[okfn-discuss] Collaborative development of text documents

Rufus Pollock rufus.pollock at okfn.org
Fri Aug 25 14:18:16 UTC 2006


Dear Mako (and everyone else!),

Recently I worked on a lengthy essay with some other (non-tech) people. 
The size of the piece meant that it wasn't suitable for a wiki. We chose 
to keep the work in plain ascii format (markdown) and then convert to 
html. The underlying source was kept in subversion. I would post a 
version of the text regularly, people would then making changes posting 
them back to me via email and I would then consolidate the changes and 
repost. As a consequence of the problems encountered I did some googling 
and came across your essay on a CODEX (Collaborative Online 
Documentation (D)ifference Extractor)[1]. Having looked at this I have 
various questions which I detail below.

Regards,

Rufus

## The Problem ##

This system worked just about ok. However, there were several problems:

1. Significant energy was expended by the editor to merge changes.
(in theory people could have merged their changes independently but some 
of the users weren't very technically sophisticated and my prior 
experience of document development had shown that it was better to have 
the merging done centrally).

2. Problems arose when several of the participants ended up working of 
slightly different versions (i.e. not the latest version).

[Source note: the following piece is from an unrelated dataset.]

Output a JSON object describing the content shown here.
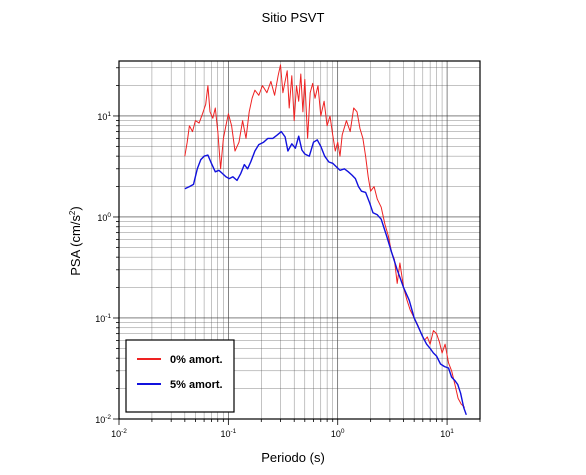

3. It was to track changes and, in particular, to do easy diffing. At 
least one of the participants reverted to pasting text into Microsoft 
Word, editing and then posting Word files (of plain text) so as to be 
able to access track changes visualization.

Thinking about these issues I went to look on the web to see what had 
already been done. Googling around for subversion, text, diffs etc I 
came across this piece of yours from 2002 on a CODEX RFC/Proposal 
(Collaborative Online Documentation (D)ifference Extractor)[1] in which 
you distilled the problem as follows:

 > There is no good, free, version control system for documents or 
documentation. The creation of any piece of literature, especially one 
that involves multiple authors working on the document concurrently, 
involves adding, removing, and changing text constantly. There is no 
good way to keep track of these changes in the way that there is for 
source code. Existing solutions are proprietary and/or kludgey.

I think you are absolutely right here. My only addition would be to 
suggest that we can see at least three clear use cases for this kind of 
tool:

1. Edit the underlying document (with the editor of choice)

2. Basic versioning (with logging)

3. Visualization of changes (diffs). Nice if this was integrated with 1.

4. Ability to branch, tag and merge

5. [not sure about this one] Annotation, for example to suggest or 
indicate changes but without altering the source document (as one does 
by inserting stuff like [[TODO: remove this paragraph]])

## Possible Solutions ##

You discuss the two current solutions:

1. Source-level VCS (with some diff utility, perhaps wdiff)

   * Use case 1: in general editor independent. However support for 
binary formats may be sketchy and no obvious method to integrate with 
most WYSIWYG editors (compare this to source code IDEs)
   * Use case 2 and 4: good
   * Use case 3: left to external tools (poor)
   * Use case 4: require external tool

2. Microsoft Word or Open Office (track changes)

   * Use case 1: locked to particular tool
   * Use case 2: no logging (doubts about scalability)
   * Use case 3: good
   * Use case 4: not supported
   * Use case 5: may be possible as part of track changes functionality

*QU:* Have I summarized the situation accurately?

*QU:* Has anyone else had any experience trying to deal with this problem?

*QU:* What about wikis?

The CODEX RFC goes on to suggest a solution:

 > I propose a robust, free version control system specifically designed 
for working with documents--especially in a asynchronous collaborative 
environment. I'll refer to this (non-existent) system as CODEX, or the 
Collaborative Online Documentation (D)ifference Extractor. The software 
will be free software and will be distributed under the terms of the GNU 
GPL. The core engine will be written in either Perl or Python.

 > Since my software will be free software, I will seek to not duplicate 
effort where-ever possible. I think that building off a system like CVS 
or subversion will be the logical first step. Since a diff will show 
every changed line, it will by default show every changed word and piece 
of white space. A contextual diff (which both CVS and subversion can 
provide) will include even more information. Either of these programs 
will be able to provide information useful for resolving conflicts and 
will provide the ability to commit, checkout, release or watch a 
project. They also both provide servers with several methods to use 
interface over a LAN or the Internet. A future version of subversion 
will allow for different client-side diff programs.

 > I do NOT want this project to involve creating a new word processor. 
There are more than enough of them, most of them bad. I would almost 
certainly create another bad one. I want my software to be able to work 
with many other word processors so that it might be picked up an 
incorporated as a back-end to existing pieces of software.

*QU:* Was any work every done on this 'solution'?

*QU:* Are there any other projects out there that address this problem?

*QU:* What other possible solutions could be used?